Italian politician (1931–2025)

Aristide Gunnella (18 March 1931 – 6 January 2025) was an Italian politician from the Republican Party of which he was a member until July 1991. He was the minister of regional affairs in the period 1987–1988. While he was in active politics, he was considered to be the Republican Party's second in command and "viceroy in Sicily".

==Life and career==
Gunnella was born in Mazara del Vallo on 18 March 1931 and hailed from a Sicily-based family. He started his career in the 1960s.
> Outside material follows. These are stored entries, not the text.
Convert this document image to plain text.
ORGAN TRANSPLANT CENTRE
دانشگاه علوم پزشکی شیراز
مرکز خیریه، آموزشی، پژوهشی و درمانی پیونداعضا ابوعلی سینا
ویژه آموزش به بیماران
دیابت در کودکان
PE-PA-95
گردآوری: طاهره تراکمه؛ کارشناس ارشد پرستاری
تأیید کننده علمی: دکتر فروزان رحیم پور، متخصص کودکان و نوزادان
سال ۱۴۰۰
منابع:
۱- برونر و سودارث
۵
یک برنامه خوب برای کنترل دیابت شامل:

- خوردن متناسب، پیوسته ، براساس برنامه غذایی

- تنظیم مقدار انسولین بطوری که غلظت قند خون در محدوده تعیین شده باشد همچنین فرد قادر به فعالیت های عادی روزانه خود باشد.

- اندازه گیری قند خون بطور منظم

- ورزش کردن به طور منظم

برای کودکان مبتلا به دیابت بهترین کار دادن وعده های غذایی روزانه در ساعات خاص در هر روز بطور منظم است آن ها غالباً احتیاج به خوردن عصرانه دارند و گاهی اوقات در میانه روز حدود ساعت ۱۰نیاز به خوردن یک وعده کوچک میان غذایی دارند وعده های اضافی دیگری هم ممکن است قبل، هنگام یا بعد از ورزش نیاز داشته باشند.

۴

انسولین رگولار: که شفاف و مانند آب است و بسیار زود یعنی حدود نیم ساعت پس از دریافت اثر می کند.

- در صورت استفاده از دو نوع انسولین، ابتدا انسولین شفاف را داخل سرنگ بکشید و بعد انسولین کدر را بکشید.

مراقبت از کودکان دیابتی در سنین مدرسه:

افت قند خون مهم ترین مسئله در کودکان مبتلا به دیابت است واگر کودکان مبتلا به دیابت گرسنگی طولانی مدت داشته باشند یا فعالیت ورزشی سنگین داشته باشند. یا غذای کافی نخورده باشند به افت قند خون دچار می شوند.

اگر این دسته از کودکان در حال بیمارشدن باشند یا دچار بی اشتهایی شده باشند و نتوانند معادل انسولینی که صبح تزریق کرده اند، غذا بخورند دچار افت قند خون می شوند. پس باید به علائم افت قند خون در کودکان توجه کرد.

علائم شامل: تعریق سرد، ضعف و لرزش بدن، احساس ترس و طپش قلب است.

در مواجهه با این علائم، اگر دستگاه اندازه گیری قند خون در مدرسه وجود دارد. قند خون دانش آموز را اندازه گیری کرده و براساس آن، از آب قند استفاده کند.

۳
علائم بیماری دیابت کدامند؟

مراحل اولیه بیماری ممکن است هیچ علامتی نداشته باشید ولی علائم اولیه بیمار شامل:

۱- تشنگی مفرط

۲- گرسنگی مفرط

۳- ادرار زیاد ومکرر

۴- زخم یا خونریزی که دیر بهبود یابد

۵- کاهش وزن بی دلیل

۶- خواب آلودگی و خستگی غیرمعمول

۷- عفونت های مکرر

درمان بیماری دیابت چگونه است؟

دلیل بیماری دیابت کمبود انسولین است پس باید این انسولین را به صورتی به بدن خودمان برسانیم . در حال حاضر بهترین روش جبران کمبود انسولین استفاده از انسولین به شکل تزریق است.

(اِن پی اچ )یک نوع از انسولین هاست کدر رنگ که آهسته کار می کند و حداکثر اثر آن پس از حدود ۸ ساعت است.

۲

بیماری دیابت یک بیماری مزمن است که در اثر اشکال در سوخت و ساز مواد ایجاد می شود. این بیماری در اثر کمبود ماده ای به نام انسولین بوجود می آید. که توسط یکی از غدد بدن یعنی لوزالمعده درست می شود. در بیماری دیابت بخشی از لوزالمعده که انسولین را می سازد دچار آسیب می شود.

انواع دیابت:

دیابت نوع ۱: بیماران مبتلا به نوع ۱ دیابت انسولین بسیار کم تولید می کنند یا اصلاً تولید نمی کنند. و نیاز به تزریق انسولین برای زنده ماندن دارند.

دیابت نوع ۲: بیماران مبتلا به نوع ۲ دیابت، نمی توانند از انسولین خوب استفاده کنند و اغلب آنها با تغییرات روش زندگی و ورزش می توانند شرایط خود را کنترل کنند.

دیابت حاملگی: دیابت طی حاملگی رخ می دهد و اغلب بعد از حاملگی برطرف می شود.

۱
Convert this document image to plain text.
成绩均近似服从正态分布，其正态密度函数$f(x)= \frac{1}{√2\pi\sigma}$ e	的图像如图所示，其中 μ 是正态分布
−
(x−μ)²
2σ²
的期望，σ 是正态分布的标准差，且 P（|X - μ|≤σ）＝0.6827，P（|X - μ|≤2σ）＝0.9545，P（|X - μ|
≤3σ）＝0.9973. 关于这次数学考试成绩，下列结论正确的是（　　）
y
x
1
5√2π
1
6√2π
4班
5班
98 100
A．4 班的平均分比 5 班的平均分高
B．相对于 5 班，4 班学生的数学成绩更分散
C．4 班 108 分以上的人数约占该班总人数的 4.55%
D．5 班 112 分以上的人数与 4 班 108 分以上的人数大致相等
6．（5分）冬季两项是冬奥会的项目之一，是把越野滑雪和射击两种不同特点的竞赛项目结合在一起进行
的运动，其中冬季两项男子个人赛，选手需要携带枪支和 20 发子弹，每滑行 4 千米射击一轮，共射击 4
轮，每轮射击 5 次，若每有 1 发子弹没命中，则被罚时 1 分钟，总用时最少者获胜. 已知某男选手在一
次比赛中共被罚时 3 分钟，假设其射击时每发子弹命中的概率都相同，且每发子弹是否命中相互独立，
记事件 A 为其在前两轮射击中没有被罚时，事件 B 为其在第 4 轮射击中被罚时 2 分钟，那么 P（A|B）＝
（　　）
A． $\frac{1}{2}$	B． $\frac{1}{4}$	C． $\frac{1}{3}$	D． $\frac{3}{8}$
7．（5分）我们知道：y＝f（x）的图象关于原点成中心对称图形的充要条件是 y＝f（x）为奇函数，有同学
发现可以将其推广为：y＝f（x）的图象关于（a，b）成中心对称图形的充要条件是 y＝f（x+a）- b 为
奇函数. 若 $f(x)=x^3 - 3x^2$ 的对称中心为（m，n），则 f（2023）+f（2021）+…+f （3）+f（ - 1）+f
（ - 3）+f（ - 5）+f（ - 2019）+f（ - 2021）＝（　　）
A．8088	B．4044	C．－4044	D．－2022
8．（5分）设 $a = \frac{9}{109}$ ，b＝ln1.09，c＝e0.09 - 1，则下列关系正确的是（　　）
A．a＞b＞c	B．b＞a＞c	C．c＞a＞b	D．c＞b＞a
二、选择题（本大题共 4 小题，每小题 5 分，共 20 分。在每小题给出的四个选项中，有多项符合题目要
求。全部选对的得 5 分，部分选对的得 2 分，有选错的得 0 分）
From 1968 to 1992 he was a member of the chamber of deputies and was the undersecretary for foreign affairs in the period 1980–1981. He served as the minister of regional affairs between 28 July 1987 and 13 April 1988 in the cabinet led by Prime Minister Giovanni Goria. Gunnella was a member of the Republican party, but resigned from the party in July 1991. In fact, he was expelled from the party due to his close connections with Mafia leaders. Gunnella has had connections with two leading figures of the Sicilian Mafia: Giuseppe Di Cristina and Natale L'Ala. This group managed to increase votes of the Republican party in the region by 50% in the 1978 elections.

Gunnella was a freemason. He is the author of a book entitled Doppio volto della prima Repubblica which was published in 2018.

Gunnella died in Palermo on 6 January 2025, at the age of 93.